International Mammalian Genome Society

The 14th International Mouse Genome Conference (2000)

B1. The Murine Kyphoscoliosis (ky) Mutant is A Model for Human Idiopathic Scoliosis and is Caused by A Mutation in A Novel Muscle Specific Protein

Gonzalo Blanco1, Gary R. Coulton2, Andrew Biggin2, Christopher Grainge2, Jill Moss3, Michael Barrett3, Anne Berquin4, Georges Maréchal4, Peter van Mier5, Athena Nikitopoulou1, Manfred Kraus1, Chris Ponting6, Roger M. Mason2 and Steve D. M. Brown1
1MRC Mammalian Genetics Unit and UK Mouse Genome Centre, Harwell, Didcot, Oxon OX11 ORD, UK
2Molecular Pathology Group, Division of Biomedical Sciences and
Division of Investigative Sciences, Imperial College School of Medicine, London SW7 2A, UK.
4Departément de Physiologie, Faculté de Médicine, Université de Louvain 5540, 1200 Brussels, Belgium.
5Dept. Anatomy and Neurobiology, Washington University School of Medicine, St. Louis, Missouri 63110, USA.
6MRC Functional Genetics Unit, University of Oxford, Department of Human Anatomy and Genetics, South Parks Road, Oxford OX1 3QX, U.K.

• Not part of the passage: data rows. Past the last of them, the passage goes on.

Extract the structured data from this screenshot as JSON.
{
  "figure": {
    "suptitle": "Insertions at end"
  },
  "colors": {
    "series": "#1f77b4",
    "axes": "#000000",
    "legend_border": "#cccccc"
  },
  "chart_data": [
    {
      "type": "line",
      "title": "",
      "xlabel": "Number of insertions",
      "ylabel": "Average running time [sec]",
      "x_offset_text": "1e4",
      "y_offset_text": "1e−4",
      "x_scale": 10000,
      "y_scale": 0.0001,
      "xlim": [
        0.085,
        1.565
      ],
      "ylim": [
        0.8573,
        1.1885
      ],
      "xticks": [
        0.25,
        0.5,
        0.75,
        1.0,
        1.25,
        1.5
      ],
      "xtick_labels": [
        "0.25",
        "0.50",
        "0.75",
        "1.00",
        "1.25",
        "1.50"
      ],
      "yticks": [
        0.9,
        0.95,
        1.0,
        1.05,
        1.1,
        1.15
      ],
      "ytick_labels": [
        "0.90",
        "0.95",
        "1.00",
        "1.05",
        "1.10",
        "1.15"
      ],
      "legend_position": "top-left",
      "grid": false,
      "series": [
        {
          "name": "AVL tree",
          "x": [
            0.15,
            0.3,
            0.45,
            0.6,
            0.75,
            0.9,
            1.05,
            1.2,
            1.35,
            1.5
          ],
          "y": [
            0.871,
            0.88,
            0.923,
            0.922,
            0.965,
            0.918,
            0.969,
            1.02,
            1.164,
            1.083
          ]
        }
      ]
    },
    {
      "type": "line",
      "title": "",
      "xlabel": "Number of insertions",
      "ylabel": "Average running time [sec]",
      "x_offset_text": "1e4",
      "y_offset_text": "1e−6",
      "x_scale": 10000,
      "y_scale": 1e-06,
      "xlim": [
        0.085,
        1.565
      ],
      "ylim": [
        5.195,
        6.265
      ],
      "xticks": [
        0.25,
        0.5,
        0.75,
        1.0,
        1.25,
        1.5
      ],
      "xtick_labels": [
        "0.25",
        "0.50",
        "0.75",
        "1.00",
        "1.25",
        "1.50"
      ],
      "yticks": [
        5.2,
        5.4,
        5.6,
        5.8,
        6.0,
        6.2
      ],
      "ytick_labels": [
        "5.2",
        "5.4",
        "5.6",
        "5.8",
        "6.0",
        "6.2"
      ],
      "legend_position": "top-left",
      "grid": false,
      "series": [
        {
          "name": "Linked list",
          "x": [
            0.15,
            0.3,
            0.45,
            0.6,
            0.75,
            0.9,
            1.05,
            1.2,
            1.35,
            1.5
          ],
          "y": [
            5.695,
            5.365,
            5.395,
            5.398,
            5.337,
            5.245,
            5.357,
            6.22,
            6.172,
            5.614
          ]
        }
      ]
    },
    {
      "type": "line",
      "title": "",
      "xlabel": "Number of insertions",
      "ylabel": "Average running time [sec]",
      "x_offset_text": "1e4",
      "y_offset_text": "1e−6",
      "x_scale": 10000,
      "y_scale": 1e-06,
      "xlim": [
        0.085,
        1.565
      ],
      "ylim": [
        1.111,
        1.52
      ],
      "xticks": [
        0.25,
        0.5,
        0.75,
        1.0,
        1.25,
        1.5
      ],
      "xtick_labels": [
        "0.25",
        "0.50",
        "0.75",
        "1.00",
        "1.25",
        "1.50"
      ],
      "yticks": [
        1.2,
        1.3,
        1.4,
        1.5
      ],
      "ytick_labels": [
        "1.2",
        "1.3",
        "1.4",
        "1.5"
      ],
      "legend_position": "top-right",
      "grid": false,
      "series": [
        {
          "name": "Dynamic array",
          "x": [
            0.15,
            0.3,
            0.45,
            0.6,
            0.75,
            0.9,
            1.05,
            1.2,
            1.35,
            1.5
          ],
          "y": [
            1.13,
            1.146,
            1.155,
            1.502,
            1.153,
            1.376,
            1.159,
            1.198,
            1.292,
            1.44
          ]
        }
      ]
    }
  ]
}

The ky mouse mutant exhibits a primary degenerative myopathy preceding chronic thoraco-lumbar kyphoscoliosis displaying similarities to human scoliotic patients. The ky locus has previously been localised to a small region of mouse chromosome 9. We identified a transcript in this region expressed only in skeletal muscle and heart that is down-regulated in ky/ky mice. Sequencing of this candidate gene in ky/ky mice identified a GC deletion affecting codon 24 downstream of the putative first ATG. The ky gene encodes a novel protein. Database searches have identified homologous proteins in Drosophila melanogaster, Caenorhabditis elegans, Saccharomyces cerevisiae, Schizosaccharomyces pombe and Synechocystis . All these proteins, including ky, contain a domain homologous to human transglutaminase and, with the exception of C. elegans which contains substitutions of key active site residues, these transglutaminase homologues are likely to possess protease functions. The histopathology of the ky mutant suggests that Ky protein activity is crucial for normal muscle growth and function as well as the maturation and stabilization of the neuromuscular junction. Human idiopathic scoliosis, a common group of highly heterogeneous syndromes, is often associated with myopathic pathology. The identification of the ky gene will allow a detailed analysis of the impact of primary myopathy as a cause of idiopathic scoliosis in mice and man.